Дальнейшее видоизменение жанр повести получает в другом сборнике Ли Ли-вэна, «Двенадцать башен» («Шиэр лоу»), написанном позднее. Этот сборник представляет собой уже некое композиционное целое, хотя единство его все же очень условно (в название каждой из повестей Ли Ли-вэн ввел слово «лоу» – «двухэтажный дом», «башня»). Если в «Немых пьесах» Ли Ли-вэн выступал как безымянный рассказчик, по традиции позволяющий себе прямые обращения к читателю (слушателю), то в «Двенадцати башнях» постоянно появляется сам автор, который произносит слова типа «по моему мнению», «сегодня я дам хороший совет» и т. п. Исследователи находят в повестях и отражение биографии самого Ли Ли-вэна. Все это наводит на мысль о стремлении автора к самовыявлению, которое характерно для литературы нового типа, но которое могло развиться у Ли Ли-вэна под влиянием высокой словесности, где еще с древности было принято высказывание от лица автора. Новое в повестях Ли Ли-вэна заметно и в тех случаях, когда он использует традиционные сюжетные схемы (например, в истории «Терем поклонения предкам», где он нетрафаретно разрабатывает известный в хуабэнях сюжет о супругах, разлученных во время смуты и нашедших друг друга много времени спустя). Иногда Ли Ли-вэн пародирует традиционные концовки старых новелл и повестей, где указывался обычно источник сюжета. Так, первую повесть из собрания «Двенадцать башен» он завершает словами: «Эта необычная история взята из „Записей бесед господина Брехуна“, которые существуют только в рукописи и никогда не издавались, поэтому мало кто читал их». Защищая свое право на вымысел, он признается, что повести могут не вызвать доверия у читателей, если он сознается, что все «двенадцать башен» существуют только в воображении автора.

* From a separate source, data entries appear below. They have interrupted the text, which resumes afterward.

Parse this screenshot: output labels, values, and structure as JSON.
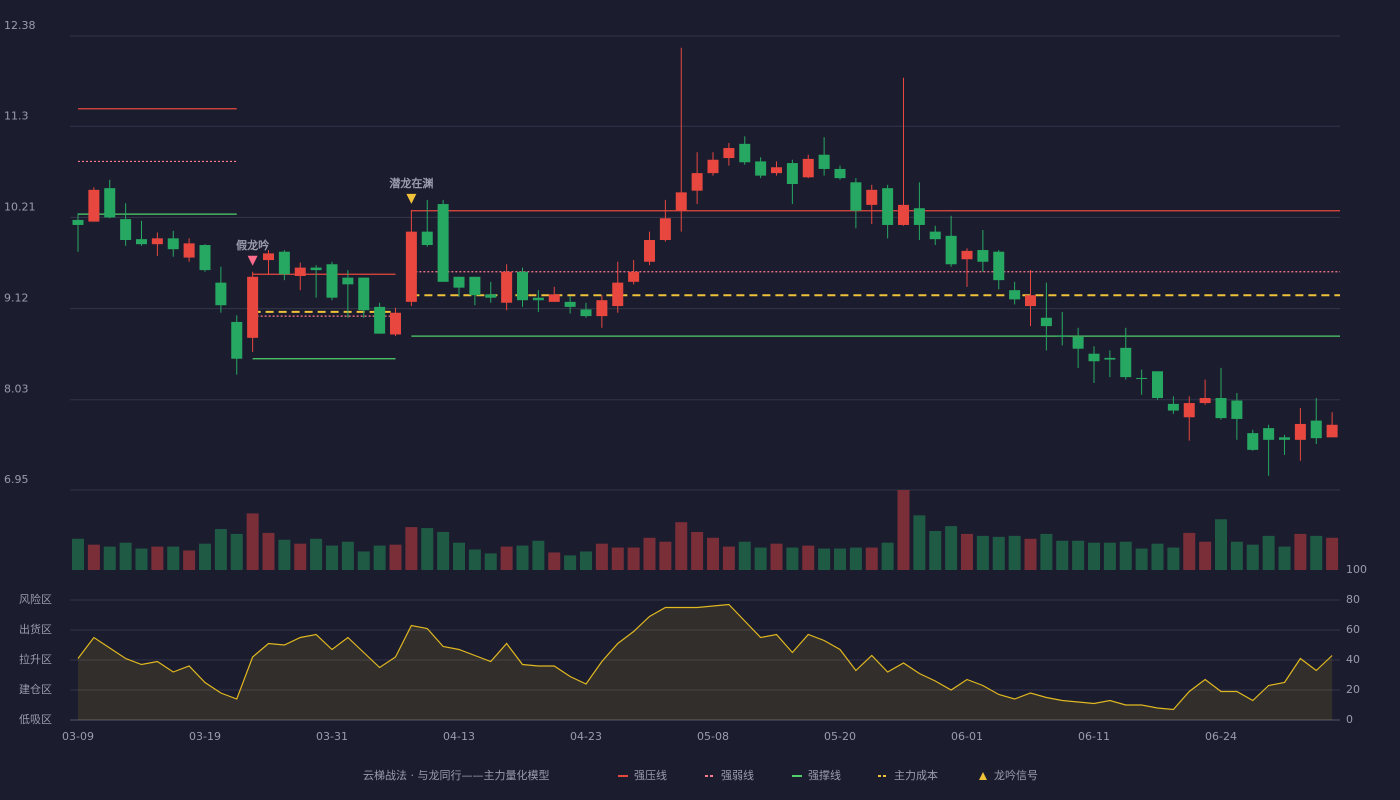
{
  "chart_data": [
    {
      "type": "candlestick",
      "categories": [
        "03-09",
        null,
        null,
        null,
        null,
        null,
        null,
        null,
        "03-19",
        null,
        null,
        null,
        null,
        null,
        null,
        null,
        "03-31",
        null,
        null,
        null,
        null,
        null,
        null,
        null,
        "04-13",
        null,
        null,
        null,
        null,
        null,
        null,
        null,
        "04-23",
        null,
        null,
        null,
        null,
        null,
        null,
        null,
        "05-08",
        null,
        null,
        null,
        null,
        null,
        null,
        null,
        "05-20",
        null,
        null,
        null,
        null,
        null,
        null,
        null,
        "06-01",
        null,
        null,
        null,
        null,
        null,
        null,
        null,
        "06-11",
        null,
        null,
        null,
        null,
        null,
        null,
        null,
        "06-24",
        null,
        null,
        null,
        null,
        null,
        null,
        null
      ],
      "open": [
        10.18,
        10.16,
        10.56,
        10.19,
        9.95,
        9.89,
        9.96,
        9.73,
        9.88,
        9.43,
        8.96,
        8.77,
        9.7,
        9.8,
        9.51,
        9.61,
        9.65,
        9.49,
        9.49,
        9.14,
        8.81,
        9.2,
        10.04,
        10.37,
        9.5,
        9.5,
        9.29,
        9.19,
        9.56,
        9.25,
        9.2,
        9.2,
        9.11,
        9.03,
        9.15,
        9.44,
        9.68,
        9.94,
        10.29,
        10.53,
        10.74,
        10.92,
        11.09,
        10.88,
        10.74,
        10.86,
        10.69,
        10.96,
        10.79,
        10.63,
        10.36,
        10.56,
        10.12,
        10.32,
        10.04,
        9.99,
        9.71,
        9.82,
        9.8,
        9.34,
        9.15,
        9.01,
        8.8,
        8.78,
        8.58,
        8.53,
        8.65,
        8.29,
        8.37,
        7.98,
        7.82,
        7.99,
        8.05,
        8.02,
        7.63,
        7.69,
        7.58,
        7.55,
        7.78,
        7.58
      ],
      "close": [
        10.12,
        10.54,
        10.21,
        9.94,
        9.89,
        9.96,
        9.83,
        9.9,
        9.58,
        9.16,
        8.52,
        9.5,
        9.78,
        9.53,
        9.61,
        9.58,
        9.25,
        9.41,
        9.1,
        8.82,
        9.07,
        10.04,
        9.88,
        9.44,
        9.37,
        9.28,
        9.25,
        9.56,
        9.22,
        9.22,
        9.29,
        9.14,
        9.03,
        9.22,
        9.43,
        9.56,
        9.94,
        10.2,
        10.51,
        10.74,
        10.9,
        11.04,
        10.87,
        10.71,
        10.81,
        10.61,
        10.91,
        10.79,
        10.68,
        10.29,
        10.54,
        10.12,
        10.36,
        10.12,
        9.95,
        9.65,
        9.81,
        9.68,
        9.46,
        9.23,
        9.28,
        8.91,
        8.79,
        8.64,
        8.49,
        8.51,
        8.3,
        8.28,
        8.05,
        7.9,
        7.99,
        8.05,
        7.81,
        7.8,
        7.43,
        7.55,
        7.55,
        7.74,
        7.57,
        7.73
      ],
      "high": [
        10.26,
        10.57,
        10.66,
        10.38,
        10.17,
        10.03,
        10.05,
        9.96,
        9.89,
        9.62,
        9.04,
        9.56,
        9.82,
        9.82,
        9.67,
        9.64,
        9.68,
        9.58,
        9.49,
        9.19,
        9.13,
        10.3,
        10.42,
        10.42,
        9.5,
        9.5,
        9.44,
        9.65,
        9.61,
        9.34,
        9.38,
        9.27,
        9.19,
        9.28,
        9.68,
        9.7,
        10.04,
        10.42,
        12.24,
        10.99,
        10.99,
        11.1,
        11.18,
        10.93,
        10.88,
        10.9,
        10.96,
        11.17,
        10.83,
        10.68,
        10.6,
        10.6,
        11.88,
        10.63,
        10.11,
        10.23,
        9.84,
        10.06,
        9.82,
        9.44,
        9.58,
        9.43,
        9.08,
        8.89,
        8.67,
        8.62,
        8.89,
        8.39,
        8.37,
        8.07,
        8.07,
        8.27,
        8.41,
        8.11,
        7.67,
        7.73,
        7.61,
        7.93,
        8.05,
        7.88
      ],
      "low": [
        9.8,
        10.16,
        10.2,
        9.87,
        9.87,
        9.75,
        9.74,
        9.68,
        9.56,
        9.07,
        8.33,
        8.6,
        9.52,
        9.46,
        9.34,
        9.25,
        9.22,
        9.01,
        9.01,
        8.82,
        8.79,
        9.15,
        9.86,
        9.44,
        9.26,
        9.16,
        9.19,
        9.1,
        9.14,
        9.08,
        9.2,
        9.06,
        9.01,
        8.89,
        9.07,
        9.41,
        9.64,
        9.92,
        10.04,
        10.37,
        10.71,
        10.83,
        10.84,
        10.68,
        10.71,
        10.37,
        10.68,
        10.71,
        10.66,
        10.08,
        10.13,
        9.96,
        10.11,
        9.94,
        9.88,
        9.62,
        9.38,
        9.56,
        9.35,
        9.17,
        8.91,
        8.62,
        8.68,
        8.41,
        8.23,
        8.3,
        8.27,
        8.09,
        8.03,
        7.86,
        7.54,
        7.97,
        7.79,
        7.55,
        7.42,
        7.12,
        7.37,
        7.3,
        7.5,
        7.58
      ],
      "ylim": [
        6.95,
        12.38
      ],
      "yticks": [
        6.95,
        8.03,
        9.12,
        10.21,
        11.3,
        12.38
      ],
      "grid": true,
      "up_color": "#e8473f",
      "down_color": "#27a862",
      "levels": [
        {
          "name": "强压线",
          "color": "#e8473f",
          "style": "solid",
          "segments": [
            {
              "from": 0,
              "to": 10,
              "value": 11.51
            },
            {
              "from": 11,
              "to": 20,
              "value": 9.53
            },
            {
              "from": 21,
              "to": 79,
              "value": 10.29
            }
          ]
        },
        {
          "name": "强弱线",
          "color": "#ff7b8e",
          "style": "dotted",
          "segments": [
            {
              "from": 0,
              "to": 10,
              "value": 10.88
            },
            {
              "from": 11,
              "to": 20,
              "value": 9.03
            },
            {
              "from": 21,
              "to": 79,
              "value": 9.56
            }
          ]
        },
        {
          "name": "强撑线",
          "color": "#4fd06a",
          "style": "solid",
          "segments": [
            {
              "from": 0,
              "to": 10,
              "value": 10.25
            },
            {
              "from": 11,
              "to": 20,
              "value": 8.52
            },
            {
              "from": 21,
              "to": 79,
              "value": 8.79
            }
          ]
        },
        {
          "name": "主力成本",
          "color": "#f0c23a",
          "style": "dashed",
          "segments": [
            {
              "from": 11,
              "to": 20,
              "value": 9.08
            },
            {
              "from": 21,
              "to": 79,
              "value": 9.28
            }
          ]
        }
      ],
      "signal_name": "龙吟信号",
      "signal_color": "#f0c23a",
      "signals": [
        {
          "index": 11,
          "label": "假龙吟",
          "color": "#ff6b8a"
        },
        {
          "index": 21,
          "label": "潜龙在渊",
          "color": "#f0c23a"
        }
      ],
      "legend_title": "云梯战法 · 与龙同行——主力量化模型"
    },
    {
      "type": "bar",
      "values": [
        32,
        26,
        24,
        28,
        22,
        24,
        24,
        20,
        27,
        42,
        37,
        58,
        38,
        31,
        27,
        32,
        25,
        29,
        19,
        25,
        26,
        44,
        43,
        39,
        28,
        21,
        17,
        24,
        25,
        30,
        18,
        15,
        19,
        27,
        23,
        23,
        33,
        29,
        49,
        39,
        33,
        24,
        29,
        23,
        27,
        23,
        25,
        22,
        22,
        23,
        23,
        28,
        82,
        56,
        40,
        45,
        37,
        35,
        34,
        35,
        32,
        37,
        30,
        30,
        28,
        28,
        29,
        22,
        27,
        23,
        38,
        29,
        52,
        29,
        26,
        35,
        24,
        37,
        35,
        33
      ],
      "up_color": "#7a2e38",
      "down_color": "#1f5a45"
    },
    {
      "type": "line",
      "values": [
        41,
        55,
        48,
        41,
        37,
        39,
        32,
        36,
        25,
        18,
        14,
        42,
        51,
        50,
        55,
        57,
        47,
        55,
        45,
        35,
        42,
        63,
        61,
        49,
        47,
        43,
        39,
        51,
        37,
        36,
        36,
        29,
        24,
        39,
        51,
        59,
        69,
        75,
        75,
        75,
        76,
        77,
        66,
        55,
        57,
        45,
        57,
        53,
        47,
        33,
        43,
        32,
        38,
        31,
        26,
        20,
        27,
        23,
        17,
        14,
        18,
        15,
        13,
        12,
        11,
        13,
        10,
        10,
        8,
        7,
        19,
        27,
        19,
        19,
        13,
        23,
        25,
        41,
        33,
        43
      ],
      "color": "#e0b820",
      "ylim": [
        0,
        100
      ],
      "yticks": [
        0,
        20,
        40,
        60,
        80,
        100
      ],
      "ytick_colors": [
        "#e8473f",
        "#f0a030",
        "#6ea8ff",
        "#e050e0",
        "#f0a030",
        "#4fd06a"
      ],
      "zones": [
        {
          "value": 80,
          "label": "风险区",
          "color": "#f0a030"
        },
        {
          "value": 60,
          "label": "出货区",
          "color": "#e050e0"
        },
        {
          "value": 40,
          "label": "拉升区",
          "color": "#6ea8ff"
        },
        {
          "value": 20,
          "label": "建仓区",
          "color": "#f05060"
        },
        {
          "value": 0,
          "label": "低吸区",
          "color": "#f03050"
        }
      ]
    }
  ]
}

Для определения типа китайской повести XVII в. полезно сопоставить ее с европейскими новеллами эпохи Возрождения и более позднего времени. Как заметил В. Шкловский, китайские повести в сюжетном отношении сложнее их европейских аналогов. Дело тут, видимо, в более развитой традиции профессионального устного сказа и новеллистики, на основе которых возник жанр. Но легко отметить и принципиальные отличия между национальными вариантами в сущности одного жанра. Расхождения заметны главным образом в позиции автора-повествователя, в его отношении к описываемому и к героям. Согласно наблюдениям чешского академика Я. Прушека, китайский автор «как бы сливался с этой действительностью, с изображаемыми им действующими лицами, с обстановкой, в которой они живут, с тем, что они делают», а западные новеллисты (Боккаччо, Чосер), «выступают как определенные индивидуальности» со своим личностным началом. Они относятся к описываемым персонажам и событиям с иронией, стоя как бы в стороне от изображаемых ситуаций. Эта дистанция между автором и изображаемой действительностью явно увеличивается у писателей европейского Возрождения в прямой зависимости от их концепции свободы индивидуальной личности и творческого начала.
Сравнение китайских повестей XVII в. с наиболее близкой им по времени, например, испанской новеллистикой дает фактически те же результаты. У китайских прозаиков ситуации более жизненны, элемент бытописательства более силен, но нет той свободы выдумки, той легкости создания нарочито нелепых или нереальных ситуаций, той свободы от средневековой религиозной морали и дидактики, которые отличают, например, новеллы Сервантеса и особенно Лопе де Веги. Из всех китайских новеллистов XVII в. Ли Ли-вэн ближе всего подошел в своих произведениях к тому типу повествования, которое может быть сопоставлено с новеллой европейского Ренессанса.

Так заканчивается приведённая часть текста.